Ehrhardt and Carrillo served together from 2011-2013 as part of the security forces team at Hill Air Force Base in Utah.

“The person he was when we dealt with him had zero indications that he was to this level of extreme,” Ehrhardt said. 

Carillo was tackled and disarmed by a would-be carjack victim before his arrest on Saturday in Ben Lomond. 

Having been wounded earlier in the ambush and firefight with deputies, in his own blood, Carillo at one point scrawled “stop the duality,’ and other messages on the trunk of a car. 

A reference to the anti-establishment, anti-police sentiment he’d been posting on Facebook in recent weeks, according to Ehrhardt.

“He had been posting about libertarianism and reducing down the impact of government on local lives but it was never to the extent of we need to kill cops or we need to go to war with them which is essentially what he did,” Ehrhardt said. 
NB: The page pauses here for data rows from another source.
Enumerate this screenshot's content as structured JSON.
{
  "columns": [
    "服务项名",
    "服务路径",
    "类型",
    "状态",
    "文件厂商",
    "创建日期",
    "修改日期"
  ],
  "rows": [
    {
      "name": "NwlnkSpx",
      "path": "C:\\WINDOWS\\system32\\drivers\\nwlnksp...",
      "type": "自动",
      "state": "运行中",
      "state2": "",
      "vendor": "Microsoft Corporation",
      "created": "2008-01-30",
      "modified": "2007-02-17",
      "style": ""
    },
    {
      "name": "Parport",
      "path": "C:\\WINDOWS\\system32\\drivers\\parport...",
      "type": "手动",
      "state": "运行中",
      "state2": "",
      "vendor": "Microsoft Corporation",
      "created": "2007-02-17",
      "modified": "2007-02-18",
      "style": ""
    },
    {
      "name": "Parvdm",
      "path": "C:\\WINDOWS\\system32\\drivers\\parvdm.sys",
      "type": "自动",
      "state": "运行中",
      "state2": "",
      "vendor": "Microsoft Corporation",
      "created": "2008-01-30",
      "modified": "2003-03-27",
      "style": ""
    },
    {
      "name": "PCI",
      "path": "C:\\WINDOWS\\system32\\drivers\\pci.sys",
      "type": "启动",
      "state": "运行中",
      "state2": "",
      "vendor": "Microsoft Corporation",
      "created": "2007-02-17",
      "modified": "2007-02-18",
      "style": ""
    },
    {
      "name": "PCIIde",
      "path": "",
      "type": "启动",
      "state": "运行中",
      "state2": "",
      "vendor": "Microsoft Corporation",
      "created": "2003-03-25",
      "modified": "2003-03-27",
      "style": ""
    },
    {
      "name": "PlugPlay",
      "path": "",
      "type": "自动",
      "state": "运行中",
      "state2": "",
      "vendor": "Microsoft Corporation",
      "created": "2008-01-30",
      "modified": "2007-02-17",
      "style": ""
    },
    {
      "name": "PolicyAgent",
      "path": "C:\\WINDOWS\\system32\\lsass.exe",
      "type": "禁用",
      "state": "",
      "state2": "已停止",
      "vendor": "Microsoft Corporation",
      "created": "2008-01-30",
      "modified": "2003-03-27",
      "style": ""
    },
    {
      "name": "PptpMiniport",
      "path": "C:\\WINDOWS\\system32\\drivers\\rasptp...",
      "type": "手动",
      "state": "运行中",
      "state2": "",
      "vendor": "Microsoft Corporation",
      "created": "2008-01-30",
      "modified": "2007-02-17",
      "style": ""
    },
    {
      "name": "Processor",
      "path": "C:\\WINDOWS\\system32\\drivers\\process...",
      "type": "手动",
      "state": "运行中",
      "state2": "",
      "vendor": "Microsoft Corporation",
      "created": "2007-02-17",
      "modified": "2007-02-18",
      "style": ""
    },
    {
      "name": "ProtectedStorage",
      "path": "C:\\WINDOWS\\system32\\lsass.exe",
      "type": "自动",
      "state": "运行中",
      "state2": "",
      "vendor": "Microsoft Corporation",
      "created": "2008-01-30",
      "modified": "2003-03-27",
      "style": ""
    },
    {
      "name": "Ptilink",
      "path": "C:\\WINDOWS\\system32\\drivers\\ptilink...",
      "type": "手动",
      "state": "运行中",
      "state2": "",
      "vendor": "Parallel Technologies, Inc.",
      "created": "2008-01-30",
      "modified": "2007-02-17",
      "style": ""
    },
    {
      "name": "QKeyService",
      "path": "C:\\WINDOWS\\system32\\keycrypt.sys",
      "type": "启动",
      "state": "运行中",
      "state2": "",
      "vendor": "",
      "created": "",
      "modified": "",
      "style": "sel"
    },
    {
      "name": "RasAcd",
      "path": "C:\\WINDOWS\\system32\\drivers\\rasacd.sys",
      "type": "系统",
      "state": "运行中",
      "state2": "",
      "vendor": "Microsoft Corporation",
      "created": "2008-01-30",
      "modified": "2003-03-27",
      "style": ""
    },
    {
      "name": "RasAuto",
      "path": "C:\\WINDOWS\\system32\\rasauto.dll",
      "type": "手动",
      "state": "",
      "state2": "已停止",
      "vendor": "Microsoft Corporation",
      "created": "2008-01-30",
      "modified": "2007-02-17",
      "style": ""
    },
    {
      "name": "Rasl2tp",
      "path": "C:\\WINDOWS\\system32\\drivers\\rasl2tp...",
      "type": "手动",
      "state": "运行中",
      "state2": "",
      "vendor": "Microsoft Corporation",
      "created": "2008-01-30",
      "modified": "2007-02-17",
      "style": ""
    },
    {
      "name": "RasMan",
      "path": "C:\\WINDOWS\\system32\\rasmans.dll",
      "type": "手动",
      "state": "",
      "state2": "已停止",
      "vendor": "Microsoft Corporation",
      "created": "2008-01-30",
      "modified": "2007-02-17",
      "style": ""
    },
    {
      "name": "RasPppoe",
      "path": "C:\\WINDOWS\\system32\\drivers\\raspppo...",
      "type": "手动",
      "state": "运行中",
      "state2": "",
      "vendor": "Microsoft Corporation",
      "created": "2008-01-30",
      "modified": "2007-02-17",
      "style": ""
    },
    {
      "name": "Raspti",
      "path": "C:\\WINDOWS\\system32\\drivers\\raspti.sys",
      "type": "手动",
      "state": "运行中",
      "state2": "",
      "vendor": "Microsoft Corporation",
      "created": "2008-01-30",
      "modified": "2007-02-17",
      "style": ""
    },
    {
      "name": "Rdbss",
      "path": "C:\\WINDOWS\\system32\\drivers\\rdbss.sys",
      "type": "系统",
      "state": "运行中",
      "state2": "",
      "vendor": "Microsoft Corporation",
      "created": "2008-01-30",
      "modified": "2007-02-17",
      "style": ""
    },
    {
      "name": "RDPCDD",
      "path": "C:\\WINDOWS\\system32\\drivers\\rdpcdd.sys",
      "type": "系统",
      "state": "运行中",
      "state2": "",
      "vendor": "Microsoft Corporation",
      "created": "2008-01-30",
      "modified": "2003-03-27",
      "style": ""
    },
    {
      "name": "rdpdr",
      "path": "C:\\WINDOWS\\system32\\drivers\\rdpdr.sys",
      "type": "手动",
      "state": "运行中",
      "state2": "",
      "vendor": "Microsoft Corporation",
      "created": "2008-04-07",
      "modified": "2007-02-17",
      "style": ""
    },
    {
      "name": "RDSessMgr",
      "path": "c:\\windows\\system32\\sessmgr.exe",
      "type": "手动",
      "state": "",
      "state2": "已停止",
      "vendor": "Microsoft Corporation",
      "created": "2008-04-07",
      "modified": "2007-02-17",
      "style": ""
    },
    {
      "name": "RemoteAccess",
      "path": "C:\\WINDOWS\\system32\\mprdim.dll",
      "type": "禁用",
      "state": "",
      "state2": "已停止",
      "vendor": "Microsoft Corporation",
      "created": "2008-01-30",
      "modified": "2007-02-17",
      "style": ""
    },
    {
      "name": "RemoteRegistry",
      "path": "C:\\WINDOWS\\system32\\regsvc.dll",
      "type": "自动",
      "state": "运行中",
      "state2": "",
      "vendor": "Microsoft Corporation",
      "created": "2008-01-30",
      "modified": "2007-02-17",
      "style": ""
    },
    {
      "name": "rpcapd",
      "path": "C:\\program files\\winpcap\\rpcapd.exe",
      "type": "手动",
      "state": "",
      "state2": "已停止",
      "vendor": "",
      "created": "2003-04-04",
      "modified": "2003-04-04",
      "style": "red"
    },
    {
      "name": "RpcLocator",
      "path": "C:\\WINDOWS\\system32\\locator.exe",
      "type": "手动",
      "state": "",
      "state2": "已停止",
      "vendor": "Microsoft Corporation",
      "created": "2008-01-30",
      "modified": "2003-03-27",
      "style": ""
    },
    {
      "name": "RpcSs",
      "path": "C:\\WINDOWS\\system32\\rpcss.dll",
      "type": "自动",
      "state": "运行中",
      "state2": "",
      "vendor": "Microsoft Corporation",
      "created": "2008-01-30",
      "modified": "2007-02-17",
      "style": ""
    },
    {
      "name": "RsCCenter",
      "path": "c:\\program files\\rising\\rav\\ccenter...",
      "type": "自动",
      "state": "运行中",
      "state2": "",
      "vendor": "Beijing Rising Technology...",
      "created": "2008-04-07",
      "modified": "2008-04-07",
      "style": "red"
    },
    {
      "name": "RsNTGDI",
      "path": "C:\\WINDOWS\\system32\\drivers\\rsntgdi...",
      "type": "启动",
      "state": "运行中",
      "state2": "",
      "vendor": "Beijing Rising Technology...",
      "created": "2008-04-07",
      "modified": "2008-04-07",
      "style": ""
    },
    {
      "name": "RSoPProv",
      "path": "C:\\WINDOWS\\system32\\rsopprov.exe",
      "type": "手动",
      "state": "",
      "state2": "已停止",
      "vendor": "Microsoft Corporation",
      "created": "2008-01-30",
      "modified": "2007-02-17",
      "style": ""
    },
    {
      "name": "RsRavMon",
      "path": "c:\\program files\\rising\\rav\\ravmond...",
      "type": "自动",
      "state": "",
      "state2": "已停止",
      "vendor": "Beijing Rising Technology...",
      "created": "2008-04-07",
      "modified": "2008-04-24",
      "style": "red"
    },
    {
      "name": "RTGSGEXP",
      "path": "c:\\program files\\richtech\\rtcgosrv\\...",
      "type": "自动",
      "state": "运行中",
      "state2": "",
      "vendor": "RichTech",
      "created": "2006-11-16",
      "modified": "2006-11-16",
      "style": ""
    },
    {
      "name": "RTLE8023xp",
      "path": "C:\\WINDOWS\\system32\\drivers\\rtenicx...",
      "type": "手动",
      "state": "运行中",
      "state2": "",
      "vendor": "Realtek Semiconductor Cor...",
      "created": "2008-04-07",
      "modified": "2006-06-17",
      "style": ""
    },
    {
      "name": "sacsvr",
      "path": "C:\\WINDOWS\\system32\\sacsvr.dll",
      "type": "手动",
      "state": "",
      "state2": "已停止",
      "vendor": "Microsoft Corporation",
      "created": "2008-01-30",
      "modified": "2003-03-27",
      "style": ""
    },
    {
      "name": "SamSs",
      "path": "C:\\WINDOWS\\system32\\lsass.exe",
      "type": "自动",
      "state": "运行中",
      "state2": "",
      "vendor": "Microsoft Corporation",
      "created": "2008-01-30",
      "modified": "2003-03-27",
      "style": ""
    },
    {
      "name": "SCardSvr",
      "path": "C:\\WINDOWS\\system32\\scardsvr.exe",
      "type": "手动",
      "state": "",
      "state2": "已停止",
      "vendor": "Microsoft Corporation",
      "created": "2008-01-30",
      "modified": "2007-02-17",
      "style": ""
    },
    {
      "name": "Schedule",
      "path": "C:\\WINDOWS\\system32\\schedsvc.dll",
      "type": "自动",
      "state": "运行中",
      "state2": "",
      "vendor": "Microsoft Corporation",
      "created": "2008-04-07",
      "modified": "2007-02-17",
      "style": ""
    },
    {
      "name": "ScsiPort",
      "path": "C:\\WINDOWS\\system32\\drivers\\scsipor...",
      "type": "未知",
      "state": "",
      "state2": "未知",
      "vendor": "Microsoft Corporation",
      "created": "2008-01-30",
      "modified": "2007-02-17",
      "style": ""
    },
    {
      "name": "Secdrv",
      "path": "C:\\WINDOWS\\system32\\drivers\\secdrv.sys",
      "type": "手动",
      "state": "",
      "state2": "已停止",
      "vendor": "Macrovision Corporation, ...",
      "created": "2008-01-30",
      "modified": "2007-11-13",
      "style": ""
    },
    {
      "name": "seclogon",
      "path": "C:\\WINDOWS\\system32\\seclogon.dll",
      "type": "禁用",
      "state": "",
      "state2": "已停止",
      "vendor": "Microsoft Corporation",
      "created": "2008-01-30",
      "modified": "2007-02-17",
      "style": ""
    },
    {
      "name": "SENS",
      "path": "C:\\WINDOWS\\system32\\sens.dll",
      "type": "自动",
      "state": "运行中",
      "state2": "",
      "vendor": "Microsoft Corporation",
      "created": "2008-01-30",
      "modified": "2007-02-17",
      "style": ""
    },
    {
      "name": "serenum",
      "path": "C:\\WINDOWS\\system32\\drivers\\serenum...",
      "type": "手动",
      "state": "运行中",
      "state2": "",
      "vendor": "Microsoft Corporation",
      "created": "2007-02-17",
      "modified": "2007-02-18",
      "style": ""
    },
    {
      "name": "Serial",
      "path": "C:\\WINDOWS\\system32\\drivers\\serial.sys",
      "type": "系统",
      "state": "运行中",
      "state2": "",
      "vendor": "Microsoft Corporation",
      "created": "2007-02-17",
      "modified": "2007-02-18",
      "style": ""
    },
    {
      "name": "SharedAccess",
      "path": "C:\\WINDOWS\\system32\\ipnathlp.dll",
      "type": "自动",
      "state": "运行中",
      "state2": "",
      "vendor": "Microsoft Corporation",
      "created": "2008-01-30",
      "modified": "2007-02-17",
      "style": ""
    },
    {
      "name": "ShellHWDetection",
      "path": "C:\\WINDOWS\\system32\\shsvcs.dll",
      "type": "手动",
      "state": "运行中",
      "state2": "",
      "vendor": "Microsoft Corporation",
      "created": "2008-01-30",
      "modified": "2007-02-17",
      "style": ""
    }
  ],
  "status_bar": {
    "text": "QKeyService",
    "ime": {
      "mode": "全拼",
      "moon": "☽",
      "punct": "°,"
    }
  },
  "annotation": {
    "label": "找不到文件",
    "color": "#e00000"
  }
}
Speaking out in the hope that Carillo’s actions won’t reflect badly on the Air Force, Erhardt nonetheless worries that considering the guns and bombs in his van, the online venom aimed at police and his considerable anti-terror training, Carillo may have planning something else when the firefight that took the life of Sgt. Damon Gutzwiller intervened.

“I believe there was probably something bigger that he was planning on doing and the fact that these citizens were able to disarm him of his AR-15, the pistol and the pipe bombs he had. They risked everything to protect their town and citizens,” Ehrhardt said.